Additionally, all outstanding RSUs under the 2005 Stock Plan that were unvested on the day following the record date, including RSUs that were granted on the record date, were modified to allow for the granting of a dividend equivalent (as such term is defined in the 2005 Stock Plan) with respect to each share of our Class A Common Stock underlying the unvested RSU. The dividend equivalent is payable in cash in a per share amount equal to the per share cash dividend on the same date that the related underlying RSU shares vest. The granting of the dividend equivalent for all outstanding RSUs resulted in a total net incremental compensation cost of approximately $11.9 million. Of this amount, approximately $0.8 million and less than $0.1 million was recognized in the first quarter of fiscal 2014 and first quarter of fiscal 2013, respectively. This incremental charge is being recognized over the remaining vesting periods of the RSUs at the date of modification, determined on a grant-by-grant basis. These vesting periods range from one to four years beginning on the first anniversary of the grant.
Common Stock Repurchase Program
In November 2009, we announced a stock repurchase program, providing for the repurchase of up to $250.0 million of our Class A common stock. Our Board of Directors approved an additional $300.0 million for our stock repurchase program in July 2010, $250.0 million in July 2011, and an additional $100.0 million in February 2012, for a total authorization of up to $900.0 million in stock repurchases. Stock repurchases under this program may be made through open market transactions, negotiated purchases, or otherwise, at times and in amounts that we consider appropriate. The timing of repurchases and the number of shares repurchased depend upon a variety of factors, including price, regulatory requirements, the rate of dilution from our equity compensation programs and other market conditions. We may limit, suspend or terminate the stock repurchase program at any time without prior notice. This program does not have a specified expiration date. Shares repurchased under the program will be returned to the status of authorized but unissued shares of Class A common stock. As of December 27, 2013, the remaining authorization to purchase additional shares is $104.4 million.

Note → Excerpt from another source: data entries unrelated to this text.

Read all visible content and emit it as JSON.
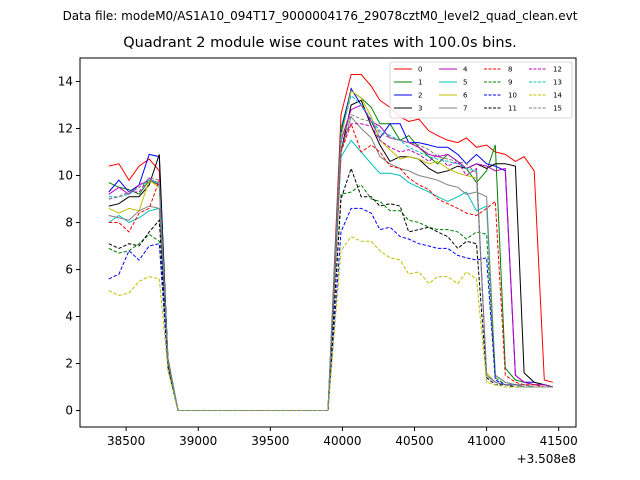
{
  "chart_data": {
    "type": "line",
    "suptitle": "Data file: modeM0/AS1A10_094T17_9000004176_29078cztM0_level2_quad_clean.evt",
    "title": "Quadrant 2 module wise count rates with 100.0s bins.",
    "xlabel": "",
    "ylabel": "",
    "x_offset_label": "+3.508e8",
    "xlim": [
      38180,
      41620
    ],
    "ylim": [
      -0.7,
      15
    ],
    "xticks": [
      38500,
      39000,
      39500,
      40000,
      40500,
      41000,
      41500
    ],
    "yticks": [
      0,
      2,
      4,
      6,
      8,
      10,
      12,
      14
    ],
    "legend_position": "top-right",
    "grid": false,
    "x": [
      38380,
      38450,
      38520,
      38590,
      38660,
      38730,
      38790,
      38860,
      38930,
      39000,
      39100,
      39200,
      39300,
      39400,
      39500,
      39600,
      39700,
      39800,
      39900,
      39990,
      40060,
      40130,
      40200,
      40260,
      40330,
      40400,
      40460,
      40530,
      40600,
      40660,
      40730,
      40800,
      40860,
      40930,
      41000,
      41060,
      41130,
      41200,
      41260,
      41330,
      41400,
      41460
    ],
    "series": [
      {
        "name": "0",
        "color": "#ff0000",
        "style": "solid",
        "values": [
          10.4,
          10.5,
          9.8,
          10.4,
          10.7,
          10.2,
          2.2,
          0,
          0,
          0,
          0,
          0,
          0,
          0,
          0,
          0,
          0,
          0,
          0,
          12.6,
          14.3,
          14.3,
          13.8,
          13.2,
          12.9,
          12.5,
          12.3,
          12.4,
          11.9,
          11.7,
          11.5,
          11.4,
          11.6,
          11.2,
          11.3,
          11.0,
          10.9,
          10.6,
          10.8,
          10.2,
          1.3,
          1.2
        ]
      },
      {
        "name": "1",
        "color": "#008000",
        "style": "solid",
        "values": [
          9.7,
          9.5,
          9.4,
          9.2,
          9.8,
          9.6,
          2.2,
          0,
          0,
          0,
          0,
          0,
          0,
          0,
          0,
          0,
          0,
          0,
          0,
          12.0,
          13.6,
          13.3,
          12.9,
          12.2,
          12.2,
          11.5,
          11.7,
          11.2,
          10.8,
          10.5,
          10.9,
          10.6,
          10.3,
          9.7,
          10.2,
          11.3,
          1.8,
          1.3,
          1.2,
          1.1,
          1.1,
          1.0
        ]
      },
      {
        "name": "2",
        "color": "#0000ff",
        "style": "solid",
        "values": [
          9.3,
          9.8,
          9.3,
          9.6,
          10.9,
          10.8,
          2.0,
          0,
          0,
          0,
          0,
          0,
          0,
          0,
          0,
          0,
          0,
          0,
          0,
          11.8,
          13.7,
          13.0,
          12.3,
          11.6,
          12.2,
          12.2,
          11.4,
          11.4,
          11.3,
          11.2,
          11.2,
          10.9,
          10.5,
          10.9,
          10.5,
          10.4,
          10.2,
          1.5,
          1.2,
          1.2,
          1.1,
          1.0
        ]
      },
      {
        "name": "3",
        "color": "#000000",
        "style": "solid",
        "values": [
          8.7,
          8.8,
          9.1,
          9.1,
          9.6,
          10.9,
          2.0,
          0,
          0,
          0,
          0,
          0,
          0,
          0,
          0,
          0,
          0,
          0,
          0,
          11.0,
          13.0,
          13.2,
          12.1,
          11.3,
          10.6,
          10.8,
          10.8,
          10.7,
          10.3,
          10.1,
          10.2,
          10.4,
          10.3,
          10.5,
          10.3,
          10.5,
          10.5,
          10.4,
          1.6,
          1.2,
          1.1,
          1.0
        ]
      },
      {
        "name": "4",
        "color": "#bf00bf",
        "style": "solid",
        "values": [
          9.2,
          9.5,
          9.2,
          9.6,
          9.8,
          9.7,
          2.0,
          0,
          0,
          0,
          0,
          0,
          0,
          0,
          0,
          0,
          0,
          0,
          0,
          11.5,
          12.8,
          13.0,
          12.3,
          12.1,
          11.6,
          11.5,
          11.4,
          11.2,
          10.9,
          10.8,
          10.9,
          10.6,
          10.3,
          10.5,
          10.4,
          10.2,
          10.3,
          1.5,
          1.2,
          1.1,
          1.1,
          1.0
        ]
      },
      {
        "name": "5",
        "color": "#00bfbf",
        "style": "solid",
        "values": [
          8.0,
          8.3,
          8.0,
          8.2,
          8.5,
          8.6,
          2.1,
          0,
          0,
          0,
          0,
          0,
          0,
          0,
          0,
          0,
          0,
          0,
          0,
          10.8,
          11.5,
          11.0,
          10.5,
          10.1,
          10.1,
          10.0,
          9.7,
          9.5,
          9.3,
          9.1,
          8.9,
          9.1,
          9.3,
          8.5,
          8.7,
          1.5,
          1.2,
          1.1,
          1.1,
          1.0,
          1.0,
          1.0
        ]
      },
      {
        "name": "6",
        "color": "#bfbf00",
        "style": "solid",
        "values": [
          8.6,
          8.4,
          8.6,
          8.5,
          9.8,
          9.5,
          2.0,
          0,
          0,
          0,
          0,
          0,
          0,
          0,
          0,
          0,
          0,
          0,
          0,
          11.6,
          13.6,
          13.3,
          12.5,
          11.5,
          11.1,
          10.7,
          10.8,
          10.7,
          10.5,
          10.6,
          10.3,
          10.1,
          10.0,
          9.9,
          1.6,
          1.2,
          1.1,
          1.1,
          1.0,
          1.0,
          1.0,
          1.0
        ]
      },
      {
        "name": "7",
        "color": "#808080",
        "style": "solid",
        "values": [
          8.3,
          8.2,
          8.1,
          8.5,
          8.7,
          8.6,
          2.0,
          0,
          0,
          0,
          0,
          0,
          0,
          0,
          0,
          0,
          0,
          0,
          0,
          11.0,
          12.5,
          12.0,
          11.6,
          10.8,
          10.5,
          10.3,
          10.2,
          10.0,
          9.9,
          9.8,
          9.6,
          9.5,
          9.2,
          9.3,
          9.1,
          1.5,
          1.2,
          1.1,
          1.1,
          1.0,
          1.0,
          1.0
        ]
      },
      {
        "name": "8",
        "color": "#ff0000",
        "style": "dashed",
        "values": [
          8.0,
          8.0,
          7.6,
          8.4,
          8.6,
          9.8,
          2.0,
          0,
          0,
          0,
          0,
          0,
          0,
          0,
          0,
          0,
          0,
          0,
          0,
          11.0,
          12.2,
          11.0,
          11.3,
          11.0,
          10.4,
          10.3,
          9.9,
          9.6,
          9.4,
          9.0,
          8.8,
          8.6,
          8.4,
          8.3,
          8.6,
          8.9,
          1.5,
          1.2,
          1.1,
          1.1,
          1.0,
          1.0
        ]
      },
      {
        "name": "9",
        "color": "#008000",
        "style": "dashed",
        "values": [
          6.9,
          6.7,
          6.8,
          7.1,
          7.5,
          7.2,
          1.9,
          0,
          0,
          0,
          0,
          0,
          0,
          0,
          0,
          0,
          0,
          0,
          0,
          9.2,
          9.3,
          9.6,
          9.0,
          8.9,
          8.5,
          8.5,
          8.1,
          8.0,
          7.8,
          7.7,
          7.7,
          7.6,
          7.3,
          7.6,
          7.5,
          1.4,
          1.1,
          1.1,
          1.0,
          1.0,
          1.0,
          1.0
        ]
      },
      {
        "name": "10",
        "color": "#0000ff",
        "style": "dashed",
        "values": [
          5.6,
          5.8,
          6.8,
          6.4,
          7.0,
          7.1,
          1.8,
          0,
          0,
          0,
          0,
          0,
          0,
          0,
          0,
          0,
          0,
          0,
          0,
          7.6,
          8.6,
          8.6,
          8.4,
          7.7,
          7.8,
          7.4,
          7.3,
          7.1,
          7.0,
          6.9,
          6.9,
          6.6,
          6.5,
          6.4,
          6.5,
          1.3,
          1.1,
          1.1,
          1.0,
          1.0,
          1.0,
          1.0
        ]
      },
      {
        "name": "11",
        "color": "#000000",
        "style": "dashed",
        "values": [
          7.1,
          6.9,
          7.1,
          7.0,
          7.6,
          8.1,
          1.9,
          0,
          0,
          0,
          0,
          0,
          0,
          0,
          0,
          0,
          0,
          0,
          0,
          9.0,
          10.3,
          9.1,
          9.1,
          8.7,
          8.8,
          8.7,
          7.6,
          7.7,
          7.8,
          7.6,
          7.4,
          6.9,
          7.2,
          7.1,
          1.4,
          1.1,
          1.1,
          1.0,
          1.0,
          1.0,
          1.0,
          1.0
        ]
      },
      {
        "name": "12",
        "color": "#bf00bf",
        "style": "dashed",
        "values": [
          9.0,
          9.1,
          9.3,
          9.3,
          9.9,
          9.6,
          2.1,
          0,
          0,
          0,
          0,
          0,
          0,
          0,
          0,
          0,
          0,
          0,
          0,
          11.4,
          12.2,
          12.2,
          12.1,
          11.5,
          11.2,
          11.0,
          11.1,
          10.9,
          10.6,
          10.9,
          10.4,
          10.6,
          10.0,
          10.3,
          1.5,
          1.2,
          1.1,
          1.1,
          1.0,
          1.0,
          1.0,
          1.0
        ]
      },
      {
        "name": "13",
        "color": "#00bfbf",
        "style": "dashed",
        "values": [
          9.1,
          9.1,
          9.2,
          9.5,
          9.8,
          9.7,
          2.1,
          0,
          0,
          0,
          0,
          0,
          0,
          0,
          0,
          0,
          0,
          0,
          0,
          11.8,
          13.4,
          13.0,
          12.4,
          11.9,
          11.7,
          11.5,
          11.2,
          11.0,
          10.8,
          10.7,
          10.6,
          10.5,
          10.3,
          10.2,
          1.5,
          1.2,
          1.1,
          1.1,
          1.0,
          1.0,
          1.0,
          1.0
        ]
      },
      {
        "name": "14",
        "color": "#bfbf00",
        "style": "dashed",
        "values": [
          5.1,
          4.9,
          5.0,
          5.5,
          5.7,
          5.6,
          1.7,
          0,
          0,
          0,
          0,
          0,
          0,
          0,
          0,
          0,
          0,
          0,
          0,
          6.8,
          7.4,
          7.2,
          7.2,
          6.8,
          6.5,
          6.4,
          5.8,
          5.9,
          5.4,
          5.7,
          5.7,
          5.4,
          5.9,
          5.6,
          1.2,
          1.1,
          1.0,
          1.0,
          1.0,
          1.0,
          1.0,
          1.0
        ]
      },
      {
        "name": "15",
        "color": "#808080",
        "style": "dashed",
        "values": [
          9.0,
          9.1,
          9.3,
          9.5,
          9.9,
          9.8,
          2.1,
          0,
          0,
          0,
          0,
          0,
          0,
          0,
          0,
          0,
          0,
          0,
          0,
          11.5,
          12.6,
          12.4,
          12.3,
          11.8,
          11.6,
          11.5,
          11.4,
          11.3,
          11.1,
          10.8,
          10.7,
          10.6,
          10.5,
          10.1,
          1.5,
          1.2,
          1.1,
          1.1,
          1.0,
          1.0,
          1.0,
          1.0
        ]
      }
    ]
  }
}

Stock repurchase activity under the stock repurchase program during the first quarter of fiscal 2014 is summarized as follows:
Quarterly Repurchase Activity
Shares
Repurchased
Cost (1)
Average Price Paid per Share (2)
 
 
(in thousands)
 
Q1 - Quarter ended December 27, 2013
330,000
$11,660
$35.32
Total
330,000
$11,660
 
(1)
Cost of share repurchases includes the price paid per share and applicable commissions.
(2)
Average price paid per share excludes commission costs.